The paper applies and compares relativistic coupled-cluster and normal coupled-cluster methods to accurately compute $^{129}$Xe's polarizability, advancing theoretical techniques for EDM research.

Findings

Results from the two methods differ by only 2%

Both methods' results are within 1% of experimental measurements

The methods effectively capture electron correlation effects

Abstract

$^{129}$Xe is an important candidate for the searches of electric dipole moments due to violations of time-reversal and parity violations in diamagnetic atoms. In view of the similarities between the electric dipole moment and the polarizability from the point of view of many-body theory, we have performed rigorous calculations of the ground state polarizability of $^{129}$Xe using a self consistent relativistic coupled-cluster method and the relativistic normal coupled-cluster method.

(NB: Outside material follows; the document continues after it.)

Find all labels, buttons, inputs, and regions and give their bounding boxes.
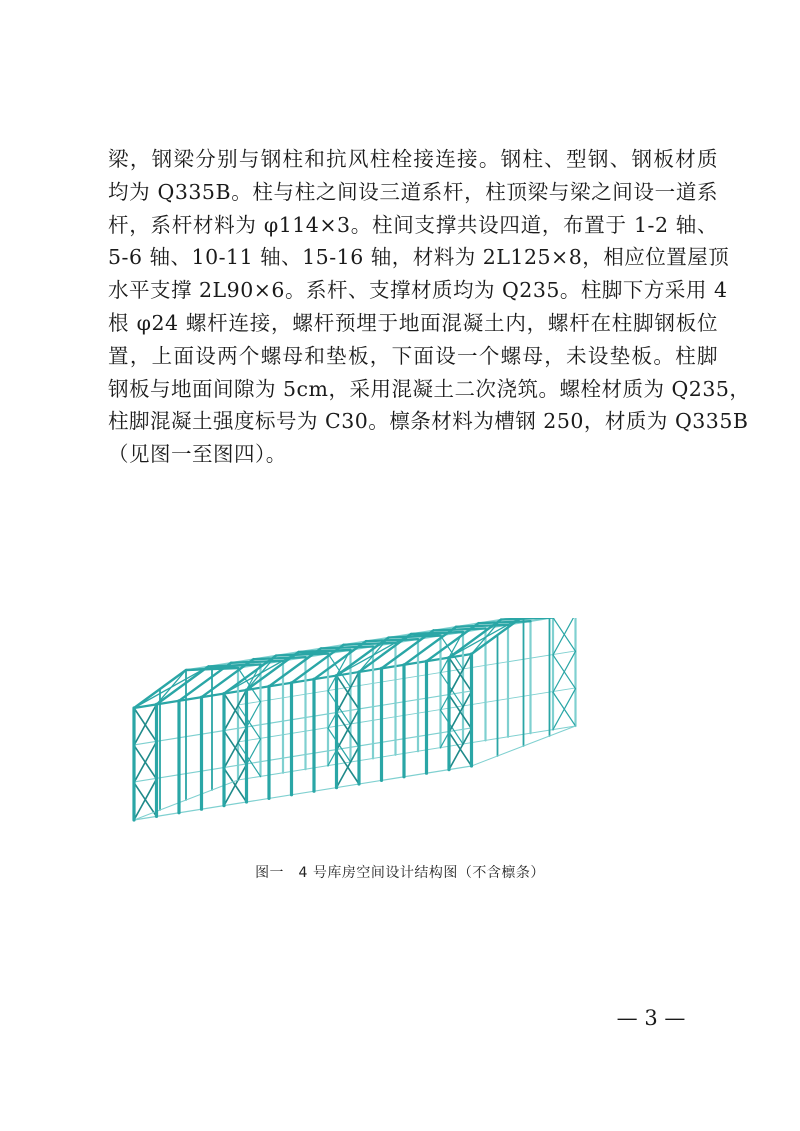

The discrepancy between the results from these two methods is two percent, but each of them differs from the accurate measurement of the polarizability of the ground state of $^{129}$Xe by one percent. Our results clearly suggest that the two theoretical methods, we have employed in this work, can be applied in the future to capture electron correlation effects in the electric dipole moment of $^{129}$Xe to a high degree of accuracy.